I find it interesting to consider what will likely happen if and when the monetary system collapses, so that the dollar is no longer the world’s reserve currency, and then the US would have to essentially halt its oil imports. The only product it would have as an export to compensate for oil imports would be agricultural products. Then the US will have about 1/4 of the oil it currently has. And the other thing about these fracked wells is that they drop off in production very quickly, especially in the first year, with production after 5 years only a fraction of initially. So this is going to create some major oil scarcity in the not too distant future when these alternative oil sources inevitably slide down their own Hubbert Curve. This is going to create tremendous problems for prices of things because agriculture will be more difficult, transport will be more difficult, and the monetary system which depends on perpetual growth will be collapsing. Everything will be falling apart. It’s easy to fall into a doomsayer mentality but really when you look at what’s likely to happen, it’s not pretty. Maybe something surprising and good will happen but prudent planning should consider the likely bad outcomes.

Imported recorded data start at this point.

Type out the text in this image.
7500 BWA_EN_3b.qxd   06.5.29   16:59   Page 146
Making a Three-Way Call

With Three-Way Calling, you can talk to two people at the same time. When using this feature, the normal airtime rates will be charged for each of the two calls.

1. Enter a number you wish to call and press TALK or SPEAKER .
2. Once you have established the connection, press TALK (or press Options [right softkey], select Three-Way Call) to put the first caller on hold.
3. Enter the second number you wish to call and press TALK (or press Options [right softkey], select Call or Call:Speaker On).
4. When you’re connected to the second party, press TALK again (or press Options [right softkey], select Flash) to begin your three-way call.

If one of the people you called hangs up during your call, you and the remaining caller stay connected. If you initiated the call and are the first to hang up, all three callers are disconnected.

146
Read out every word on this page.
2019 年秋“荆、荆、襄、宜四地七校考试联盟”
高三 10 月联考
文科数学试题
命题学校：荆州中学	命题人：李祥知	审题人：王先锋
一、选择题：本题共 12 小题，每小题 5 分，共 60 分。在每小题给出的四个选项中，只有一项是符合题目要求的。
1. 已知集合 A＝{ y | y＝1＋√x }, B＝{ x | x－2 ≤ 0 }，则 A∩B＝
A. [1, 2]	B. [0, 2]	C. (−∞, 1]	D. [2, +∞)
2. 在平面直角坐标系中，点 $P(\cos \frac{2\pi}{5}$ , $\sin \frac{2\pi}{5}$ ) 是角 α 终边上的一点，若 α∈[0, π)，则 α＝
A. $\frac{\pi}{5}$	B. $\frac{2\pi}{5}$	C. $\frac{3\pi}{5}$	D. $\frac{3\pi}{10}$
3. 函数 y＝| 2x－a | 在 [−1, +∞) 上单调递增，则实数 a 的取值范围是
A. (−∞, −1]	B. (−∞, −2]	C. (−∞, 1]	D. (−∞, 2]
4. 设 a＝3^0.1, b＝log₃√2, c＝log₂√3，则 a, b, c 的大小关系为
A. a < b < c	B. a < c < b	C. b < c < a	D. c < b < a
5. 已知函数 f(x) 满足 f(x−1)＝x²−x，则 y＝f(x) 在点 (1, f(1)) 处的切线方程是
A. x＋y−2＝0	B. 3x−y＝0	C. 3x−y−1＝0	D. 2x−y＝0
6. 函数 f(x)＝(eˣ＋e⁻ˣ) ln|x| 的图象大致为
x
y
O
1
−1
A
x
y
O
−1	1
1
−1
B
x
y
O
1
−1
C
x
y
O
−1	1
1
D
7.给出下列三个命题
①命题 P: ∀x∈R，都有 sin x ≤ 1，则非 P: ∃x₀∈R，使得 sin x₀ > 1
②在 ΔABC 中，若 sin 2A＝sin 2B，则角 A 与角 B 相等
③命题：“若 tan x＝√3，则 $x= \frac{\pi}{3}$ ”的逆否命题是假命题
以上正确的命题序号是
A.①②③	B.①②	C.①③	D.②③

[quote=Mark_BC]It’s easy to fall into a doomsayer mentality but really when you look at what’s likely to happen, it’s not pretty. Maybe something surprising and good will happen but prudent planning should consider the likely bad outcomes.[/quote]A pessimist is a well informed optimist…!
Mike

I have a little trouble believing that we have peak oil on the U.S. Output data as the main data to verify peak oil.
The fact remains that the 1990’s gave us cheaper oil. The market was priced by demand and a good economy for all.

Now the market is priced by leverage, liquidity from the FED and the greed of the powers to be who want to get returns.

I think there is plenty of oil vs. minerals in which land access for mining is rarer than places to drill.